Alice abrazó súbitamente a su hija y la estrechó con fuerza, abrumada por la angustia y las emociones. «Es por ti, cariño, por lo que te he mentido a propósito de la niña. Lo he hecho para que puedas escapar de este lugar, cosa que yo, por desgracia, no pude hacer. Si conocieras su existencia, si la hubieras sostenido en tus brazos aunque sólo fuera una vez, hubieras estado perdida. Que Dios me perdone…».
Mientras Yasmina temblaba en sus brazos, Alice volvió a experimentar una punzada de gélido odio contra Hassan al-Sabir, el monstruo que primero había corrompido y seducido a su hermano Edward y después a su hija.
—Te escribiré y le iré dando noticias de Muhammad —dijo, apartándose de Yasmina—. Y le hablaré de ti cada día. No permitiré que te borren de su memoria.
Yasmina miró a su madre a través de las lágrimas mientras la gente las empujaba por todas partes.
—No sé cuándo volveremos a vernos, madre. Jamás regresaré a Egipto. Me han declarado muerta; soy un fantasma. Tengo que crearme una nueva vida en otro lugar. Pero te prometo, madre, que nunca más volveré a ser una víctima. Seré fuerte y tendré poder. Y, cuando tú y yo volvamos a reunimos, te sentirás orgullosa de mí. Te quiero.
Finalmente, Yasmina subió al aparato y se hundió con aire cansado en el asiento. Su pecho no podría alimentar a la niña a la que nunca vería y sus brazos ansiaban sostener a la pobre criatura deformada que no había sobrevivido al traumático alumbramiento. Pensando que ojalá pudiera quedarse dormida y no despertar jamás, Yasmina apoyó la cabeza en el respaldo y cerró los ojos.

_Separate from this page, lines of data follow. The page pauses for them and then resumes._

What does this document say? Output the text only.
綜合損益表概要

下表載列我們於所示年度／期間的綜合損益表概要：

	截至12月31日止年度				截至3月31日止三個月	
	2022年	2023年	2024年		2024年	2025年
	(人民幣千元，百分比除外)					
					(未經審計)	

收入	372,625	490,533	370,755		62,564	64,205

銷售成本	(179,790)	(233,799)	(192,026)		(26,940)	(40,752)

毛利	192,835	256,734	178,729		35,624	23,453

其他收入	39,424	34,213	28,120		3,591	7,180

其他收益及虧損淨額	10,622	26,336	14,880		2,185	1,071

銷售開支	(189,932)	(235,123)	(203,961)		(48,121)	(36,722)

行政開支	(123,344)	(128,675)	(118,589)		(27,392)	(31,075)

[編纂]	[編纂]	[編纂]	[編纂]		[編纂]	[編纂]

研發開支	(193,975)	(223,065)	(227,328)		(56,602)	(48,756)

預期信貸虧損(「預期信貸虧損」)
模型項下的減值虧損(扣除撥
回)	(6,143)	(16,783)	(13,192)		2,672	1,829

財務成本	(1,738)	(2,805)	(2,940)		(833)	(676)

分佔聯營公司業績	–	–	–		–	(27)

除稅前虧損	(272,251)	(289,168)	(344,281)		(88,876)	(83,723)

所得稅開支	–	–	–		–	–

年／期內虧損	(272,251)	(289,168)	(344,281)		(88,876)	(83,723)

De este modo, no pudo ver el periódico que asomaba por el bolsillo de un pasajero que se estaba acomodando en el asiento del otro lado del pasillo. No vio el titular en letras de gran tamaño que decía: LA REPÚBLICA ÁRABE UNIDA MOVILIZA A 100 000 RESERVISTAS. Y tampoco leyó un titular en letras de menor tamaño bajo la fotografía de un hermoso y sonriente rostro: HASSAN AL-SABIR, SUBSECRETARIO DE DEFENSA, ASESINADO.